Should the State target some of its own properties first? How should better-off homeowners be helped to do this, and is it realistic that they will take on the significant disruption and upfront cost involved for a longer-term payback?
Or are there better places to direct the national effort? Prof FitzGerald suggests a less ambitious initial programme of helping people to change oil boilers for gas, for example. The Greens might not like the support for gas-use this entails, but we do need to find some quick wins.
And then there is agriculture, estimated to be the single greatest emitter of greenhouse gases at just under a third of the total, though there is some debate about measurement here, notably in relation to methane.
In a letter to a colleague reported in The Irish Times, Robert Watt, secretary general of the Department of Public Expenditure, said that a 5 per cent cut in the national herd could achieve more than the entire energy efficiency part of the climate programme centred on the retrofitting plan.
Prof FitzGerald says that with beef farming no longer a profitable enterprise for many, a strategy involving the input of farmers needs to be developed involving incentives and supports to move to areas like woodland, which may in time make a positive carbon-reduction contribution.
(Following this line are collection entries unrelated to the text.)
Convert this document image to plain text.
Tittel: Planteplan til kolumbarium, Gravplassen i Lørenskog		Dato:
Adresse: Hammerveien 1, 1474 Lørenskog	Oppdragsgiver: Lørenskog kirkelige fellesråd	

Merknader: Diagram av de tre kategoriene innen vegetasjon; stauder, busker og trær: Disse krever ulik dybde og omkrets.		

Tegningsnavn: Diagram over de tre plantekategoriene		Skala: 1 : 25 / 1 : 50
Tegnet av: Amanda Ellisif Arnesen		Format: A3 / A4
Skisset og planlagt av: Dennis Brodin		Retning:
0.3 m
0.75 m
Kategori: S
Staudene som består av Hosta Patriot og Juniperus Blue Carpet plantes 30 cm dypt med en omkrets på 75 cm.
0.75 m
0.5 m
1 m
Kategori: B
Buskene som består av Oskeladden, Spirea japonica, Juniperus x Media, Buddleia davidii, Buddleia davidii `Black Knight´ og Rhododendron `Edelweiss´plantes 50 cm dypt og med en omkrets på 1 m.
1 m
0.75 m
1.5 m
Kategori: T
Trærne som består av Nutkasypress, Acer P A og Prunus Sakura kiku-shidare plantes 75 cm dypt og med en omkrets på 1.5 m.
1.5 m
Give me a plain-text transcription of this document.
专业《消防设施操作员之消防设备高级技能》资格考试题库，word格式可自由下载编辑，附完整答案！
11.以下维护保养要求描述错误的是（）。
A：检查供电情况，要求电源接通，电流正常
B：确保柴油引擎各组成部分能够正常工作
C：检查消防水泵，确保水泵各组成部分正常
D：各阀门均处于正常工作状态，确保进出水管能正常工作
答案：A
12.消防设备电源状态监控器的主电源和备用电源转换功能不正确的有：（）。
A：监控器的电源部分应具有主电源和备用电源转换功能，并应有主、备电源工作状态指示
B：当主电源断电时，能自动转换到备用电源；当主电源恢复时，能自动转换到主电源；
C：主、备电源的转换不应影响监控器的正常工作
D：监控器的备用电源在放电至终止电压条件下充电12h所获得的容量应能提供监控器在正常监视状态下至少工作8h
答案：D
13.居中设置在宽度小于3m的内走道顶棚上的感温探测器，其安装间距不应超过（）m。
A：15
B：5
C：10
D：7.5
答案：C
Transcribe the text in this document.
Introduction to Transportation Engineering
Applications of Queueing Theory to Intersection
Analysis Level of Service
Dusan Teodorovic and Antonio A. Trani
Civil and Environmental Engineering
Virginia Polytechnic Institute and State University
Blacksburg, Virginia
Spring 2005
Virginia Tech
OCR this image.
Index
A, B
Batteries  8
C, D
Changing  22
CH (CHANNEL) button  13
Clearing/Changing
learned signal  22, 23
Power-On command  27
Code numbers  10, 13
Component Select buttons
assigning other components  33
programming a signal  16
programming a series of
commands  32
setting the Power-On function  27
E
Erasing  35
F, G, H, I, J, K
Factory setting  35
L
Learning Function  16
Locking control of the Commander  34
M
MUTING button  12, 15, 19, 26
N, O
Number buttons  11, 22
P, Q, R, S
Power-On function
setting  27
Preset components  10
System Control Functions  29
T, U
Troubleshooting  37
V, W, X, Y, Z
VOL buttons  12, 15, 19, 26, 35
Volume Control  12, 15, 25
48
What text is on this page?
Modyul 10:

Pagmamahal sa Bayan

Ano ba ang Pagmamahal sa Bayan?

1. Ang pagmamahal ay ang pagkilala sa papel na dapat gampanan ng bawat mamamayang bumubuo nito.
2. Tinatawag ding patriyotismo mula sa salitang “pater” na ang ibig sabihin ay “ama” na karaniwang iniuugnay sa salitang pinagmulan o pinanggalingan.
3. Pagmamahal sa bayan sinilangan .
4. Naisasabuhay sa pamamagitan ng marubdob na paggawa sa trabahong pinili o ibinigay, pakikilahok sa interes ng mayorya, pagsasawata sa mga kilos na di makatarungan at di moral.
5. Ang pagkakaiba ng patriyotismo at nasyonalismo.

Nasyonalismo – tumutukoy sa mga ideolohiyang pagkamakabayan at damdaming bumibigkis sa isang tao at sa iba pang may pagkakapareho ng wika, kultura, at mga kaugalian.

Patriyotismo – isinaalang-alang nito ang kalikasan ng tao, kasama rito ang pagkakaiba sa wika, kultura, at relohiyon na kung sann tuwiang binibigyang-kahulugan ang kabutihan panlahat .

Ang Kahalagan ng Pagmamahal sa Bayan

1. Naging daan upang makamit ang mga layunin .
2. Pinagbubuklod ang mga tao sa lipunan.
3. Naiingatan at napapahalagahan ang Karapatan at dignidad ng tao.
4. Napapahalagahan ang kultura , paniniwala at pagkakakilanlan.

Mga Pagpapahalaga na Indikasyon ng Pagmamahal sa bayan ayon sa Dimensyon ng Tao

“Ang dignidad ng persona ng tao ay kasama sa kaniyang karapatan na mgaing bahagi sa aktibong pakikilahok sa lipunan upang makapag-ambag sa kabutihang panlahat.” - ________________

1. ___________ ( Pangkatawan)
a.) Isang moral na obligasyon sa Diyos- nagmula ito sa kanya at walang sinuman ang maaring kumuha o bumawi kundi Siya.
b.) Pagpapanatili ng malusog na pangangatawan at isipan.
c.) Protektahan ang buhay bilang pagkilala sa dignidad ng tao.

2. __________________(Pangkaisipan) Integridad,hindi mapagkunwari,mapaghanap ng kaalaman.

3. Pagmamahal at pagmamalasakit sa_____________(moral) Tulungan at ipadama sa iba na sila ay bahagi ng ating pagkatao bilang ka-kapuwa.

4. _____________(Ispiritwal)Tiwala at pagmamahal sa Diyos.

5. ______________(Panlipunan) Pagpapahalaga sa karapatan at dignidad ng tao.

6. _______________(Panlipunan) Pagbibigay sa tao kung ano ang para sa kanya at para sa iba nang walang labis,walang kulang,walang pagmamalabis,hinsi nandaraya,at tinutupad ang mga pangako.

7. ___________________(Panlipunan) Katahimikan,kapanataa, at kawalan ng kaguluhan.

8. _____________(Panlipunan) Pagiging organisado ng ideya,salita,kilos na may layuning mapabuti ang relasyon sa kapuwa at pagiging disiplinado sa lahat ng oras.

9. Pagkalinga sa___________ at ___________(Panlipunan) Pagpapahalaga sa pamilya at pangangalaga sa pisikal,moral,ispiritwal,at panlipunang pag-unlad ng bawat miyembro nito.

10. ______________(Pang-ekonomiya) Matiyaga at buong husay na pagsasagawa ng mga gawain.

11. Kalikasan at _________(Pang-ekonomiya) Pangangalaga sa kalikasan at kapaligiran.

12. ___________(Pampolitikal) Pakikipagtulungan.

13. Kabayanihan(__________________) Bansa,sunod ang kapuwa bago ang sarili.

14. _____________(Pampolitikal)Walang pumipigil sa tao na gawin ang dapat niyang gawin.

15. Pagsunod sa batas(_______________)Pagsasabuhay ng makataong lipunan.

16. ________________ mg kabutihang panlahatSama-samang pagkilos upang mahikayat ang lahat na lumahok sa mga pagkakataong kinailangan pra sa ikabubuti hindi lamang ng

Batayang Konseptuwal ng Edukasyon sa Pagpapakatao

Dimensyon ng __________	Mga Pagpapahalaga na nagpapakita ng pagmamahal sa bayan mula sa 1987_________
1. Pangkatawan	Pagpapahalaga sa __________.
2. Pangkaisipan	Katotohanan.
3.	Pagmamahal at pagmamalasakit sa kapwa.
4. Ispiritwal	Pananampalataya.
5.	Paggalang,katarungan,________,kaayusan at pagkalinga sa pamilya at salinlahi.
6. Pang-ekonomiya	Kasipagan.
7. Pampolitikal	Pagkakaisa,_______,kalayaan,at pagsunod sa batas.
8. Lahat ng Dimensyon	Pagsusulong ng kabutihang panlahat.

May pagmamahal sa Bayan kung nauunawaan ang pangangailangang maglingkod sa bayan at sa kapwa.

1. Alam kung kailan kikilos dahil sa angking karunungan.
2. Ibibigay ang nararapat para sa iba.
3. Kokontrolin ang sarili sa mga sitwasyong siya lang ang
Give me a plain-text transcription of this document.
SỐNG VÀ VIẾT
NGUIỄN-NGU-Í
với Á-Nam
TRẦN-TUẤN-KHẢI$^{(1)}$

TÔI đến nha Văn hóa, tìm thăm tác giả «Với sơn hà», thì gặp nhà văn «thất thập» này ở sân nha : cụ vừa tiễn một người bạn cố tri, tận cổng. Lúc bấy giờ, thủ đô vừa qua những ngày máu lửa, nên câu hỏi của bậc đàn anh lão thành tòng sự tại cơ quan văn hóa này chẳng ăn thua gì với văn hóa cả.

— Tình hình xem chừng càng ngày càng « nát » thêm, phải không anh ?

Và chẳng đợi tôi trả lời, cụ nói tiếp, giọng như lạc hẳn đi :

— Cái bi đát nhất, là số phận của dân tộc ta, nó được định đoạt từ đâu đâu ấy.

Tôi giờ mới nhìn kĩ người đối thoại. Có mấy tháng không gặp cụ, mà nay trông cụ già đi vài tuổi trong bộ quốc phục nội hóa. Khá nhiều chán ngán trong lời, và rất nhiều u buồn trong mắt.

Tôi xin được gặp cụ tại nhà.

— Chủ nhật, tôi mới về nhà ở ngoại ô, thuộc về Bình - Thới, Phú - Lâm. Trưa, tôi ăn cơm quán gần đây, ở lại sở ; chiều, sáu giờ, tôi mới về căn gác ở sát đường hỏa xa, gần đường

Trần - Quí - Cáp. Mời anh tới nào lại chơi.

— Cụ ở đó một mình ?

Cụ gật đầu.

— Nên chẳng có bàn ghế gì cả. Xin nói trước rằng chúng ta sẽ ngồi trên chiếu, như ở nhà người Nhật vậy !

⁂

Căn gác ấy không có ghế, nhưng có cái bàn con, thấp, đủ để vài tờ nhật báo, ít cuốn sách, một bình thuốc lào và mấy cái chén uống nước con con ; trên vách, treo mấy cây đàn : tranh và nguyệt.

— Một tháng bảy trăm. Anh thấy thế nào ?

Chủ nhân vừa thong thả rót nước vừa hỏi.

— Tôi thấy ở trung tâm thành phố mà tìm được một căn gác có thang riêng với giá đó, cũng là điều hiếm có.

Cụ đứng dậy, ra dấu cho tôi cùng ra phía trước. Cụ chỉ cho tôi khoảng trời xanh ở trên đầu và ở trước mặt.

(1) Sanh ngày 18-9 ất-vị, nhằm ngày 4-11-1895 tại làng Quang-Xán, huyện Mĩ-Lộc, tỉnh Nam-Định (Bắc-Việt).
Yet the farming lobby is sceptical, and transferring farms to new enterprises is a significant move. Former TD Timmy Dooley opined at the Oireachtas Climate Committee that it is "like telling a musician to go and play basketball".
The challenge for farmers is just one example of the enormous changes needed if we are to get carbon emissions down. The exit from the Covid-19 crisis will give us some opportunities to start anew, but it also presents us with the age-old challenge that getting things to change in a time when there is less cash around is just a lot more difficult.
Ruthless prioritisation and realism will be needed if this is to happen, starting with the question of where we can get the best bang for our carbon-reduction buck.